Sometimes Jihoon just wants to cry. When he slids the brush across the canvas for the millionth time trying to erase what he's drawn, ashamed of even trying. Because no matter how many times, or how hard he tries to, he never gets closer to what he really wants to paint. Ironic, an art student not being able to paint. It keeps him up at night, restless, when colours line up in his head, one right after the other and none seem to be the exact ones he's looking for. No colour is ever colour enough to paint Jinri. Jinri is a colour herself, and Jihoon doesn't know how to grasp her and keep her.
So he grasps someone else, someone he paints with ease, with steady hands and concentrated stare. Someone he has learnt to memorize, from head to toe. Coloured in blue, most of the time, and sometimes in yellow and purple. She's a nice girl, all acrylichs and bold brushes with short and defined lines. Jihoon thinks he can settle with being Matisse but, deep inside, he knows he'll always aim for Rubens.
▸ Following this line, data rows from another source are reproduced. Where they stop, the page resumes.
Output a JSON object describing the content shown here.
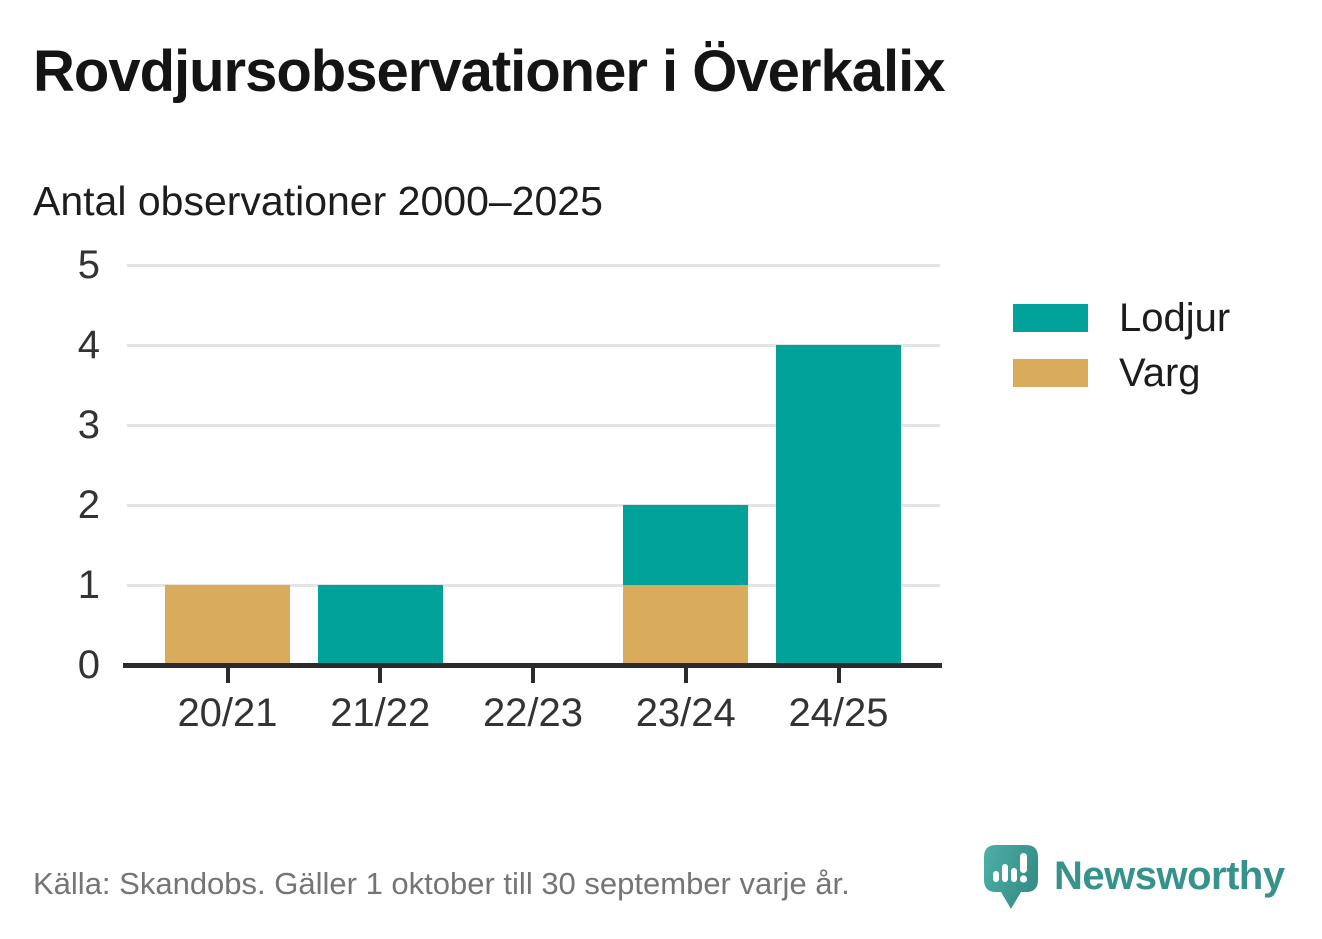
{
  "title": "Rovdjursobservationer i Överkalix",
  "subtitle": "Antal observationer 2000–2025",
  "footer": {
    "source": "Källa: Skandobs. Gäller 1 oktober till 30 september varje år."
  },
  "branding": {
    "name": "Newsworthy",
    "wordmark_color": "#37928c",
    "logo_color_light": "#4db0a7",
    "logo_color_dark": "#358e88"
  },
  "legend": [
    {
      "label": "Lodjur",
      "color": "#00a29a"
    },
    {
      "label": "Varg",
      "color": "#d9ab5c"
    }
  ],
  "colors": {
    "teal": "#00a29a",
    "gold": "#d9ab5c",
    "gridline": "#e4e4e4",
    "axis": "#2b2b2b",
    "axis_text": "#333333",
    "source_text": "#757575"
  },
  "chart_data": {
    "type": "bar",
    "stacked": true,
    "title": "Rovdjursobservationer i Överkalix",
    "subtitle": "Antal observationer 2000–2025",
    "categories": [
      "20/21",
      "21/22",
      "22/23",
      "23/24",
      "24/25"
    ],
    "series": [
      {
        "name": "Varg",
        "color": "#d9ab5c",
        "values": [
          1,
          0,
          0,
          1,
          0
        ]
      },
      {
        "name": "Lodjur",
        "color": "#00a29a",
        "values": [
          0,
          1,
          0,
          1,
          4
        ]
      }
    ],
    "totals_by_category": [
      1,
      1,
      0,
      2,
      4
    ],
    "xlabel": "",
    "ylabel": "",
    "ylim": [
      0,
      5
    ],
    "yticks": [
      0,
      1,
      2,
      3,
      4,
      5
    ],
    "grid": true,
    "legend_position": "right",
    "source": "Källa: Skandobs. Gäller 1 oktober till 30 september varje år."
  }
}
That's until he descovers Jinri is also a Caravaggio, and a Goya, with clareobscure techique, with shadows, not so perfect and not so bright. To Jihoon, Jinri becomes every piece of art ever made and nothing about him will ever live up to that. Not his hand that traces her face with long , not the paint he uses in her hair nor the pencil he draws her with at the corners of his notebook. Jihoon realises he'll never be able to paint Jinri in colour, because his skills will never be enough.
But he's good enough for a Matisse, so Matisse it is. Because painting the ordinary is way better than not being able to paint the extraordinary at all.
 
 
Sepia colour fills his mind when he thinks of youth, with vintage filters and rusted corners. Matisse is gone now, art has evolved, painting has evolved, from dripping to darts to many other techniques. When they ask him why he centered the last part of his work in black and white portraits Jihoon answers that it was the one thing he felt he had left to do. But it's a lie.
 
 
Because at the back of his studio, behind all his work and his sketches, there will always be that canvas, drawn in black over white, waiting for the truth to be coloured, but without a painter capable to do so.
 
 
 
 
 
 

 

 
 
 
 
ANNOTATIONS:
Rubens (Peter Paul Rubens):  painter from he 16th/17th century known for his style which enfasized movement, colour and sensuality.
Matisse (Henri Émile Benoît Matisse):  french painter from the 19th century known  for his use of colour and his original and fluid use of drawing.
Caravaggio (Michelangelo Merisi da Caravaggio): roman painter from the late 16th early 17th century considered the first big exponent of barroque painting.
Goya (Francisco de Goya): spanish painter from the 18th century. One of his most famous works are the "black paintings" collection.